Each time I hear the word "change," I grimace with awful memories.
Some of my contemporaries from New York might remember John V. Lindsay's disastrous terms as liberal mayor from 1966-1973.
Like many young, liberal-minded couples of the 1960s, my wife and I looked forward to a "new agenda" promised by the suave, Ivy-educated six-term congressman from the "Silk Stocking" district in Manhattan.
Boy, did we get "change"! New York's first income tax, a substantial rise in corporate and real estate taxes, a loss of more than a half-million jobs as corporations left town, catastrophic social policies encouraging generations to depend on welfare checks, lowered educational standards in the schools, and the fleeing of whites to the suburbs!

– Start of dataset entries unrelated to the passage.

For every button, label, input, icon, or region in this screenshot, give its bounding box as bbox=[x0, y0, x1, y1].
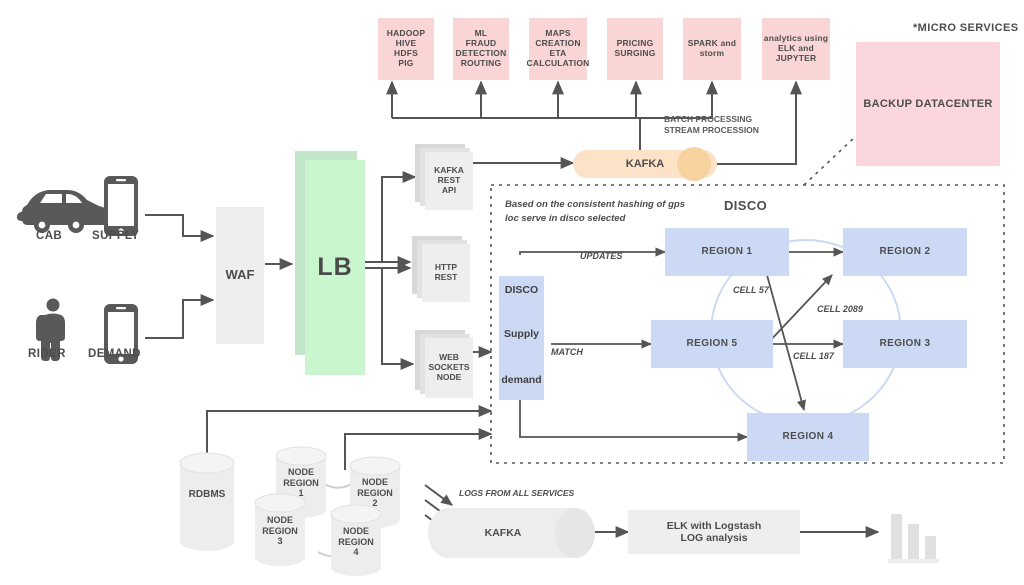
node-line: 2 bbox=[372, 498, 378, 509]
node-line: REGION bbox=[357, 487, 393, 498]
node-line: 4 bbox=[353, 547, 359, 558]
node-line: NODE bbox=[361, 477, 388, 488]
rdbms-label: RDBMS bbox=[188, 489, 226, 501]
node-region-3-label: NODE REGION 3 bbox=[255, 511, 305, 551]
kafka-logs-label: KAFKA bbox=[484, 526, 522, 539]
node-region-2-label: NODE REGION 2 bbox=[350, 473, 400, 513]
elk-box[interactable]: ELK with Logstash LOG analysis bbox=[628, 510, 800, 554]
logs-note: LOGS FROM ALL SERVICES bbox=[459, 488, 575, 498]
node-line: NODE bbox=[342, 526, 369, 537]
node-line: NODE bbox=[287, 467, 314, 478]
node-line: NODE bbox=[266, 515, 293, 526]
node-line: REGION bbox=[283, 477, 319, 488]
node-line: REGION bbox=[338, 536, 374, 547]
kafka-stream-label: KAFKA bbox=[625, 157, 665, 170]
node-line: REGION bbox=[262, 525, 298, 536]
node-line: 1 bbox=[298, 488, 304, 499]
elk-line1: ELK with Logstash bbox=[666, 519, 762, 532]
node-region-4-label: NODE REGION 4 bbox=[331, 522, 381, 562]
node-region-1-label: NODE REGION 1 bbox=[276, 463, 326, 503]
node-line: 3 bbox=[277, 536, 283, 547]
bar-chart-icon bbox=[888, 514, 939, 563]
elk-line2: LOG analysis bbox=[680, 532, 748, 544]
architecture-diagram: CAB SUPPLY RIDER DEMAND WAF LB KAFKA RES… bbox=[0, 0, 1024, 585]
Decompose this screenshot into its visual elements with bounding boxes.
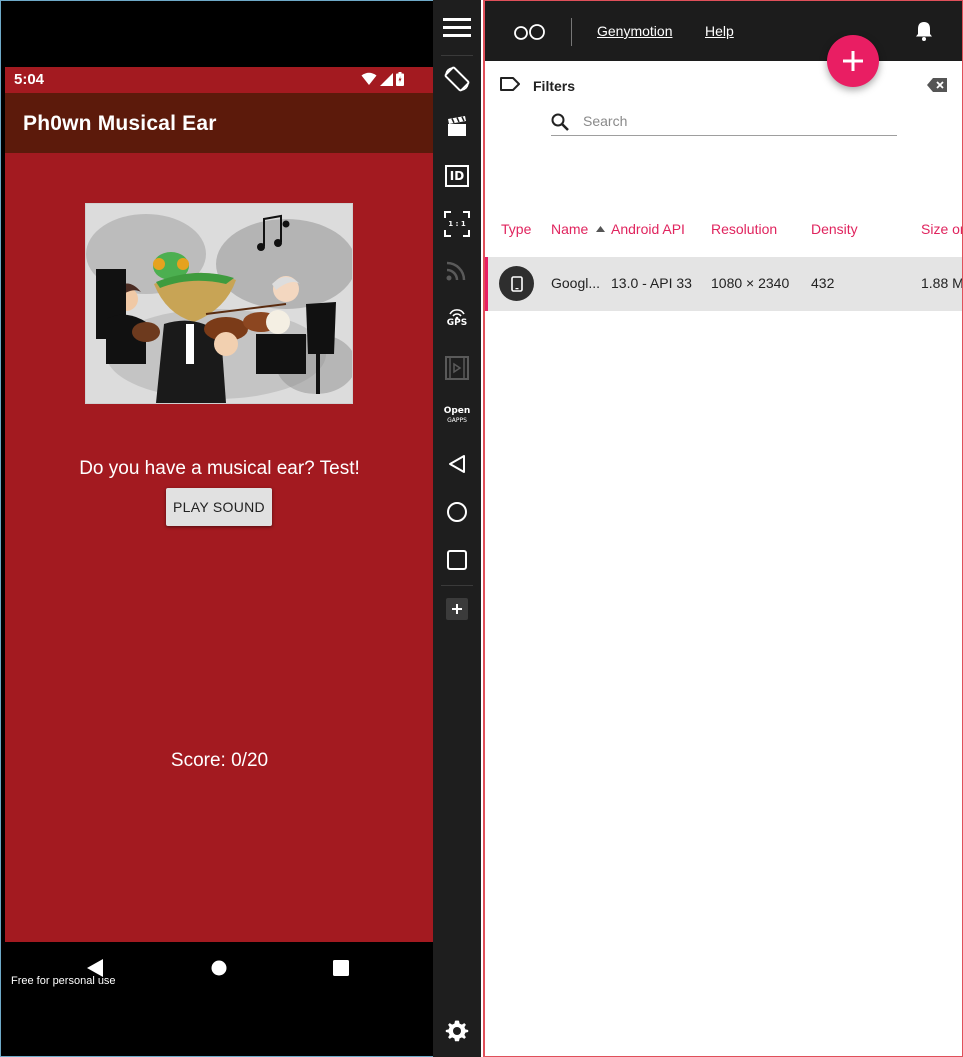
menu-help[interactable]: Help (705, 23, 734, 39)
rotate-icon[interactable] (433, 59, 481, 99)
device-size: 1.88 M (921, 275, 963, 291)
search-box[interactable] (551, 109, 897, 136)
device-resolution: 1080 × 2340 (711, 275, 790, 291)
question-text: Do you have a musical ear? Test! (79, 458, 360, 479)
header-divider (571, 18, 572, 46)
status-time: 5:04 (14, 71, 45, 88)
menu-icon[interactable] (433, 8, 481, 48)
status-bar: 5:04 (5, 67, 434, 93)
sort-ascending-icon (596, 226, 606, 232)
phone-type-icon (499, 266, 534, 301)
score-text: Score: 0/20 (170, 750, 269, 771)
add-widget-icon[interactable] (433, 589, 481, 629)
wifi-icon (361, 72, 377, 85)
add-device-button[interactable] (827, 35, 879, 87)
column-size[interactable]: Size on (921, 221, 962, 237)
capture-icon (433, 348, 481, 388)
search-icon (551, 113, 569, 131)
app-bar: Ph0wn Musical Ear (5, 93, 434, 153)
settings-icon[interactable] (433, 1011, 481, 1051)
column-name[interactable]: Name (551, 221, 606, 237)
filters-row[interactable]: Filters (499, 75, 575, 98)
home-icon[interactable] (433, 492, 481, 532)
filters-label: Filters (533, 78, 576, 94)
clapperboard-icon[interactable] (433, 107, 481, 147)
network-icon (433, 250, 481, 290)
menu-genymotion[interactable]: Genymotion (597, 23, 672, 39)
battery-icon (396, 72, 404, 86)
nav-recents-icon[interactable] (333, 960, 349, 976)
search-input[interactable] (583, 111, 883, 131)
recents-icon[interactable] (433, 540, 481, 580)
column-android-api[interactable]: Android API (611, 221, 685, 237)
device-table-header: Type Name Android API Resolution Density… (485, 221, 962, 241)
label-tag-icon (500, 77, 520, 91)
launcher-header: Genymotion Help (485, 1, 962, 61)
phone-emulator-screen: 5:04 Ph0wn Musical Ear Do you have a mus… (0, 0, 434, 1057)
emulator-toolbar: ID 1 : 1 GPS Open GAPPS (433, 0, 481, 1057)
play-sound-button[interactable]: PLAY SOUND (166, 488, 272, 526)
status-icons (361, 72, 404, 86)
column-resolution[interactable]: Resolution (711, 221, 777, 237)
gps-icon[interactable]: GPS (433, 298, 481, 338)
genymotion-logo-icon (514, 24, 545, 40)
genymotion-launcher: Genymotion Help Filters Type Name Androi… (483, 0, 963, 1057)
navigation-bar: Free for personal use (5, 942, 434, 1056)
back-icon[interactable] (433, 444, 481, 484)
pixel-perfect-icon[interactable]: 1 : 1 (433, 204, 481, 244)
id-icon[interactable]: ID (433, 156, 481, 196)
app-content: Do you have a musical ear? Test! PLAY SO… (5, 153, 434, 942)
personal-use-watermark: Free for personal use (11, 975, 116, 987)
device-density: 432 (811, 275, 835, 291)
clear-filters-icon[interactable] (927, 78, 947, 92)
table-row[interactable]: Googl... 13.0 - API 33 1080 × 2340 432 1… (485, 257, 963, 311)
notification-bell-icon[interactable] (915, 21, 933, 41)
app-title: Ph0wn Musical Ear (23, 112, 217, 135)
open-gapps-icon[interactable]: Open GAPPS (433, 396, 481, 436)
nav-home-icon[interactable] (211, 960, 227, 976)
orchestra-illustration (85, 203, 356, 404)
signal-icon (380, 72, 393, 86)
plus-icon (843, 51, 863, 71)
column-density[interactable]: Density (811, 221, 858, 237)
column-type[interactable]: Type (501, 221, 531, 237)
device-name: Googl... (551, 275, 601, 291)
device-api: 13.0 - API 33 (611, 275, 692, 291)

John Lindsay's appointees were like him: Well-intentioned Ivy Leaguers with great moral integrity but no spine or savvy for a street fight.
The unions and militant community groups walked all over them. By the time Lindsay left office, the city was bankrupt.
We fled Brooklyn for Long Island after I was mugged in my own neighborhood.
We left behind transit strikes, teachers' strikes, garbage strikes, senior citizens who became captives in their apartments, and generations of welfare recipients.
So to my Democratic friends who clamor for "change," I offer this advice: Be careful of what you wish for--you just might get it!